In the case of $\mathbb Z/n\mathbb Z\times\mathbb Z/n\mathbb Z$, it's hard to do much better than that for the product, because the "natural" representations for $\mathbb Z/n\mathbb Z$ should be rotations, but rotations tend to not commute with each other.

If $G$ acts faithfully on a set $X$ with $m$ elements, $G$ is a subgroup of the group of isometries of the regular $m-1$-simplex. You can probably systematically remove things from that set to ensure that the resulting space has exactly $G$ as the group of isometries.

In particular, $G$ acts on itself faithfully.

[*] When $n=3$, you'd have to pick a pyramid that is not a regular tetrahedron, or you'll get more isometries, of course.

Answer 2

$\mathbb{Z}/n\mathbb{Z}$ is the fundamental group of the 3-dimensional Lens space $L(n,1)$. There is a universal covering map $S^3 \mapsto L(n,1)$ and a deck transformation action of the group $\mathbb{Z} / n \mathbb{Z}$ on the space $S^3$ which acts by isometries of the standard metric on $S^3$. This descends to a metric on $L(n,1)$ which is locally isometric to the standard metric on $S^3$. Of course, $\mathbb{Z}/n\mathbb{Z}$ is not the full isometry group of $S^3$, that would be the Lie group $O(4)$.

Now, depending on what you mean by "natural", do a little perturbation of the metric on $L(n,1)$.

Maybe leave it out in the sun for a few hours, that's a nice natural environment.

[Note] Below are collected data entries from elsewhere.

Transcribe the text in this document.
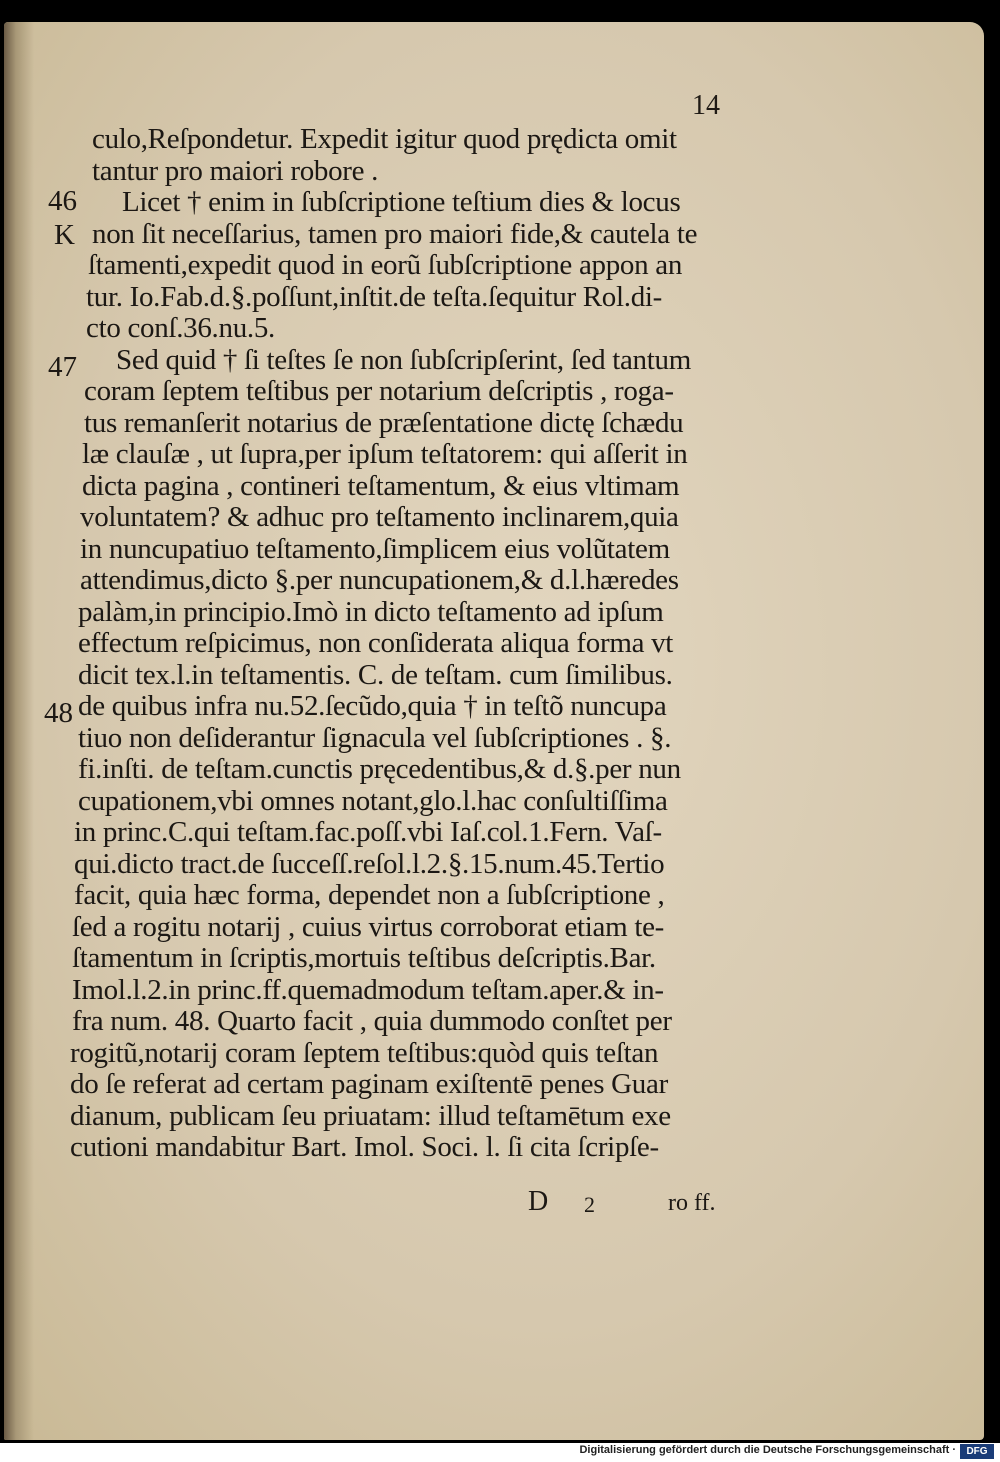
14
46
K
47
48
culo,Reſpondetur. Expedit igitur quod prędicta omit
tantur pro maiori robore .
Licet † enim in ſubſcriptione teſtium dies & locus
non ſit neceſſarius, tamen pro maiori fide,& cautela te
ſtamenti,expedit quod in eorũ ſubſcriptione appon an
tur. Io.Fab.d.§.poſſunt,inſtit.de teſta.ſequitur Rol.di-
cto conſ.36.nu.5.
Sed quid † ſi teſtes ſe non ſubſcripſerint, ſed tantum
coram ſeptem teſtibus per notarium deſcriptis , roga-
tus remanſerit notarius de præſentatione dictę ſchædu
læ clauſæ , ut ſupra,per ipſum teſtatorem: qui aſſerit in
dicta pagina , contineri teſtamentum, & eius vltimam
voluntatem? & adhuc pro teſtamento inclinarem,quia
in nuncupatiuo teſtamento,ſimplicem eius volũtatem
attendimus,dicto §.per nuncupationem,& d.l.hæredes
palàm,in principio.Imò in dicto teſtamento ad ipſum
effectum reſpicimus, non conſiderata aliqua forma vt
dicit tex.l.in teſtamentis. C. de teſtam. cum ſimilibus.
de quibus infra nu.52.ſecũdo,quia † in teſtõ nuncupa
tiuo non deſiderantur ſignacula vel ſubſcriptiones . §.
fi.inſti. de teſtam.cunctis pręcedentibus,& d.§.per nun
cupationem,vbi omnes notant,glo.l.hac conſultiſſima
in princ.C.qui teſtam.fac.poſſ.vbi Iaſ.col.1.Fern. Vaſ-
qui.dicto tract.de ſucceſſ.reſol.l.2.§.15.num.45.Tertio
facit, quia hæc forma, dependet non a ſubſcriptione ,
ſed a rogitu notarij , cuius virtus corroborat etiam te-
ſtamentum in ſcriptis,mortuis teſtibus deſcriptis.Bar.
Imol.l.2.in princ.ff.quemadmodum teſtam.aper.& in-
fra num. 48. Quarto facit , quia dummodo conſtet per
rogitũ,notarij coram ſeptem teſtibus:quòd quis teſtan
do ſe referat ad certam paginam exiſtentē penes Guar
dianum, publicam ſeu priuatam: illud teſtamētum exe
cutioni mandabitur Bart. Imol. Soci. l. ſi cita ſcripſe-
D 2	ro ff.
Digitalisierung gefördert durch die Deutsche Forschungsgemeinschaft ·	DFG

Lift the perturbed metric to the universal cover $S^3$. Now the deck transformation group $\mathbb{Z}/n\mathbb{Z}$ is the full isometry group of $S^3$ with respect to this perturbed metric.

You can do a similar construction for any group $G$ and any CW complex $X$ with fundamental group $G$. Whatever nice metric on $X$ you start with, some reasonably nice natural perturbation will yield an action of $G$ on the universal cover of $X$ which is the full isometry group. From a topologists point of view, the "most natural" example of $X$ would be a $K(G,1)$ space, and the "most natural" action of $G$ would be the deck transformation action on the universal covering space of a $K(G,1)$.

So from that topological point of view, the "most natural" action of $\mathbb{Z}/n\mathbb{Z}$ is its deck transformation action on $S^\infty$ with quotient the infinite dimensional Lens space of type $(n,1)$, which is a $K(\mathbb{Z}/n\mathbb{Z},1)$ space. One must still perturb the metric in this situation, in order to arrange that $\mathbb{Z}/n\mathbb{Z}$ the full group of isometries.